Sie konnte immer noch nicht glauben, was für ein Glück sie gehabt hatten.
»Wie weit ist es von hier bis zum Strand?«, fragte Edward.
»Es gibt ganz viele Strände«, antwortete Nell. »An einem, der ganz in der Nähe ist, lernen wir gerade surfen, nicht, Vian?«
Er brummte nur.
»Ich würde auch gerne surfen«, sagte Edward.
»Dann komm doch mit!«, schlug Nell sofort vor.
»Geht das?«, fragte Edward. Vian warf Nell einen strafenden Blick zu.
»Ja, klar! Du musst nur deine Eltern fragen.« Sie ignorierte Vian. Nell freundete sich schnell mit anderen Kindern an, Vian gewöhnte sich erst mit der Zeit an sie. Am Anfang sträubte er sich immer gegen Neues.

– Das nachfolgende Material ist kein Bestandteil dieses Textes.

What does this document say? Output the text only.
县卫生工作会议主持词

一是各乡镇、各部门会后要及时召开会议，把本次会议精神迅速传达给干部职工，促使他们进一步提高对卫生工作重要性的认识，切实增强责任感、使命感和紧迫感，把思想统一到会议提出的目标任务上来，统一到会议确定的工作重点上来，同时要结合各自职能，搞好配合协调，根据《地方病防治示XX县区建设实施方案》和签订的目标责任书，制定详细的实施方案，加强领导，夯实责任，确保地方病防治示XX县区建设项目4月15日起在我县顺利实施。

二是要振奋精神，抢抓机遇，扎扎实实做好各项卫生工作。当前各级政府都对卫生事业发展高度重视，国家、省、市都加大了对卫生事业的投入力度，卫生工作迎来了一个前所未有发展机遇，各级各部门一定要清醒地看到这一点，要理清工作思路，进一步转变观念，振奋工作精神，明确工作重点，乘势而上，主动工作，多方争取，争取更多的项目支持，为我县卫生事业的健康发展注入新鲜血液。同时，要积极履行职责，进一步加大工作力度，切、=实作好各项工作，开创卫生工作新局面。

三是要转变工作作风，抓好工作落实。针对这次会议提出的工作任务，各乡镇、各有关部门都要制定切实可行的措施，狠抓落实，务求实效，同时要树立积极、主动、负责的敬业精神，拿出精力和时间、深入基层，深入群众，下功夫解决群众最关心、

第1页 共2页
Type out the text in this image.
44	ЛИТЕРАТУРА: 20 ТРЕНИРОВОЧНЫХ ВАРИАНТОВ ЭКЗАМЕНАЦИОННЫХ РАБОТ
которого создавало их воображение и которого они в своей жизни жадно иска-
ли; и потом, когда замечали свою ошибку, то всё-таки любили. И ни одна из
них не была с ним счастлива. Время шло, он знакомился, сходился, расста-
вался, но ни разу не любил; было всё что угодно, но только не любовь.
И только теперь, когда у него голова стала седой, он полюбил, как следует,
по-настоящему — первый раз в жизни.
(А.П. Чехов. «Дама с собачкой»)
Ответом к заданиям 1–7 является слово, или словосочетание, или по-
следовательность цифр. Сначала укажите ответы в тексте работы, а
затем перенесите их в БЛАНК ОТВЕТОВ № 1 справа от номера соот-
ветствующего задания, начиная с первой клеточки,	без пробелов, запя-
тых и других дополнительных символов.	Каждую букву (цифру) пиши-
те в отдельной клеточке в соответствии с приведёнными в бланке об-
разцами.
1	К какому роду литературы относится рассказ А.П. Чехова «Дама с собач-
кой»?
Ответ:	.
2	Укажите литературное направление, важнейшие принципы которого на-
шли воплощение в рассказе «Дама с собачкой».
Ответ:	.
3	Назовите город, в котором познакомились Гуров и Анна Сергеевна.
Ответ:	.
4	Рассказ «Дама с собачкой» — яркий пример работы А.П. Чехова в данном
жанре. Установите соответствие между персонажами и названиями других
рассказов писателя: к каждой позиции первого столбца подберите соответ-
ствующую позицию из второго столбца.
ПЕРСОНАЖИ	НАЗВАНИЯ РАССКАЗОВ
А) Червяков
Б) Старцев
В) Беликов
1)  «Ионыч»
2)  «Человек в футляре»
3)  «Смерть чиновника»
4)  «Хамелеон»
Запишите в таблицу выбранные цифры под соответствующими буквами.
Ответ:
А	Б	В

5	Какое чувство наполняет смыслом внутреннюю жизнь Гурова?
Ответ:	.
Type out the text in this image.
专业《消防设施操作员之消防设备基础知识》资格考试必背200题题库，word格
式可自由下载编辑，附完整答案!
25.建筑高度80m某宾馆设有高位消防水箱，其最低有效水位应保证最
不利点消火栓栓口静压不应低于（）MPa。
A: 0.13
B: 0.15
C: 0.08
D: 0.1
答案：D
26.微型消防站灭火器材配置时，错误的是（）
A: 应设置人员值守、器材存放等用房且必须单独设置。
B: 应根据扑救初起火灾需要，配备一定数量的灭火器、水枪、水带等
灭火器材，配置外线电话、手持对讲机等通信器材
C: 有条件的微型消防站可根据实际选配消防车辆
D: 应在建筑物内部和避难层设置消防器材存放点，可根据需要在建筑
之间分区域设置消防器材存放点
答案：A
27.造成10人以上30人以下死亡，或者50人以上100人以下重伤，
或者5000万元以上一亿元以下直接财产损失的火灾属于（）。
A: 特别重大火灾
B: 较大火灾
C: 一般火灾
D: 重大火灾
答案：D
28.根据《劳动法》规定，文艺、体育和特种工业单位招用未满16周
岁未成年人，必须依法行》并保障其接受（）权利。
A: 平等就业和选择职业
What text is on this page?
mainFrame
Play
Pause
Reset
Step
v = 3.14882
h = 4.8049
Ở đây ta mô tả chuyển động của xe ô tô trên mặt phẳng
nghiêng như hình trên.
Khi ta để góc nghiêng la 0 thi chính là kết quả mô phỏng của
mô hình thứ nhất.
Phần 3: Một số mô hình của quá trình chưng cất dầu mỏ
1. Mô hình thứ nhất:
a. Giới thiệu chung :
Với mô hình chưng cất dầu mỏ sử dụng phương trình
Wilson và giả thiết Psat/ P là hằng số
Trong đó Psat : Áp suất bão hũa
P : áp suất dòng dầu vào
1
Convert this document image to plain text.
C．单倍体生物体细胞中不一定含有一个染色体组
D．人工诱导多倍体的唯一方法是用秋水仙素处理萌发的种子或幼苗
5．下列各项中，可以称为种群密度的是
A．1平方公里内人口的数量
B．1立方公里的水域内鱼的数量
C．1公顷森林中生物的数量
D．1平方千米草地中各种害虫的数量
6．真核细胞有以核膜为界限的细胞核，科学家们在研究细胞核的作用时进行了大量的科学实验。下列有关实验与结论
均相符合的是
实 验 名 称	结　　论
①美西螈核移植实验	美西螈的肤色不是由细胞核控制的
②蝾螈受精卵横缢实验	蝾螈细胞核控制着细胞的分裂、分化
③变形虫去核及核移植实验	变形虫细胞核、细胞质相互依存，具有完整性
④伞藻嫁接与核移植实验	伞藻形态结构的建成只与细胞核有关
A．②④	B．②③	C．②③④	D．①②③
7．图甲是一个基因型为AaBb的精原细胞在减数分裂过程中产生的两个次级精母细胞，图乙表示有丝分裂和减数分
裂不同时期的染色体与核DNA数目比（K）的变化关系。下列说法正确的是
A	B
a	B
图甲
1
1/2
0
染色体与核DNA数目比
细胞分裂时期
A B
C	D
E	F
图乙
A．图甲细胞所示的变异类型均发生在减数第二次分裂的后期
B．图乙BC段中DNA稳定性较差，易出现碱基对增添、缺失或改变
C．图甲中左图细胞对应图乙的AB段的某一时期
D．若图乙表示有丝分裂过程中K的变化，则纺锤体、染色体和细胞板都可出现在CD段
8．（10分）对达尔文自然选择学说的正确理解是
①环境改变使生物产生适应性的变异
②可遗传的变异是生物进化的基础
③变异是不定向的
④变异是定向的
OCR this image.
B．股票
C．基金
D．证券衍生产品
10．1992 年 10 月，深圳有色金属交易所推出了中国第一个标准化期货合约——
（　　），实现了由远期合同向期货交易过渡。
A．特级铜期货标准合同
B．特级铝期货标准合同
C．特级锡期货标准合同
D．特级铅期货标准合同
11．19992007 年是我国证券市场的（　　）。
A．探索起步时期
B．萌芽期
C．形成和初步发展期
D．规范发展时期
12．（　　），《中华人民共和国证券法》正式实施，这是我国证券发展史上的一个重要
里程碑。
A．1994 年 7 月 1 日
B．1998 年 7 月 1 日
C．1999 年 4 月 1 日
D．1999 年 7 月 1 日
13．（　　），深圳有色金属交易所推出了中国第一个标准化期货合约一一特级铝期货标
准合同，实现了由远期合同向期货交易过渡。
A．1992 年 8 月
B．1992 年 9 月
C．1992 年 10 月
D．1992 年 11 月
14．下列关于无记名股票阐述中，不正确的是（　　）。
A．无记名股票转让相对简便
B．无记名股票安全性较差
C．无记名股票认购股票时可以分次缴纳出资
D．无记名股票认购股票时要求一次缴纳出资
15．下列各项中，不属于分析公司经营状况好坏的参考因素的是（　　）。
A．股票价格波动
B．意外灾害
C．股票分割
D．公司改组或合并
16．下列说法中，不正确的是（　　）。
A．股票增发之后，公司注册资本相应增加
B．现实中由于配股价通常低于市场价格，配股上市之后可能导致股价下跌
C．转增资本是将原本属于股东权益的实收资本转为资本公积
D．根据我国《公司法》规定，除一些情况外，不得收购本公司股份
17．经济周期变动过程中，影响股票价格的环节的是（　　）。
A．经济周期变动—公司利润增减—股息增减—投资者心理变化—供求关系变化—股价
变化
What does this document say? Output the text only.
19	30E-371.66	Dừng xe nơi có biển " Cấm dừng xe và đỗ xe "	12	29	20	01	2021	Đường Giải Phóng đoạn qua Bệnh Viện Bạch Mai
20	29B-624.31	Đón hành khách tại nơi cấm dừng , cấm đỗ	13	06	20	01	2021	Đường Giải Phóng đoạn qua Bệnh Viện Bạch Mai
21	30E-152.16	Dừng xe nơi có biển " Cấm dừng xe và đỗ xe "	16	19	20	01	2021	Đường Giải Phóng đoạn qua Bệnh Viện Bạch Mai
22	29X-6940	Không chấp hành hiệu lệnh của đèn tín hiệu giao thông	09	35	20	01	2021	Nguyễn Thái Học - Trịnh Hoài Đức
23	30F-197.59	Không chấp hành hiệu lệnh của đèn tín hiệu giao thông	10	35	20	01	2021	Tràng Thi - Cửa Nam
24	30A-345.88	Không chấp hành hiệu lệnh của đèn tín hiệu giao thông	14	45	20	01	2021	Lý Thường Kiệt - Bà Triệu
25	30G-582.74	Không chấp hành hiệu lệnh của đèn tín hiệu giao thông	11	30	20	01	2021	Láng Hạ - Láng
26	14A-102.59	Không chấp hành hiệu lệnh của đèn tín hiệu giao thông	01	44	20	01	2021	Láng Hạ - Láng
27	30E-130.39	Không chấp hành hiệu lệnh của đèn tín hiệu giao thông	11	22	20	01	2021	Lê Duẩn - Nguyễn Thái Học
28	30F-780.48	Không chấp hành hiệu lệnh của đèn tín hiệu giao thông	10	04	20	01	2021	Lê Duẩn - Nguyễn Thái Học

»Gut, mach ich«, sagte Edward.
»Wie alt bist du?«, fragte Nell aus Höflichkeit, während sie darauf wartete, dass der Schlauch frei wurde. Vian schien Ewigkeiten zu brauchen und nicht voranzukommen. Der Flussschlamm klebte wie Kleister.
»Zehn, aber fast elf. Und du?«
»Auch zehn«, erwiderte Nell. Sie wies auf Vian. »Vian auch. Er hat zwei Tage vor mir Geburtstag.«
Edward war verwirrt. »Seid ihr Zwillinge?«
»Wie sollen wir wohl Zwillinge sein, wenn wir nicht am selben Tag geboren wurden?«, fragte Vian mürrisch.
»Wir sind keine richtigen Geschwister«, erklärte Nell, unbeirrt von Vians Laune. »Mein Vater ist mit seiner Mutter zusammen, aber meine richtige Mutter lebt in Frankreich und Vians richtiger Vater in Australien. Wo wohnst du?«
»In London«, antwortete Edward.
»Ich auch!«, rief Nell. »Ich meine, da habe ich gewohnt, bis meine Mutter weggezogen ist. In den Sommerferien fahre ich zu ihr nach Frankreich.«
Die Erinnerung daran schien Vian merklich zuzusetzen. Er tat...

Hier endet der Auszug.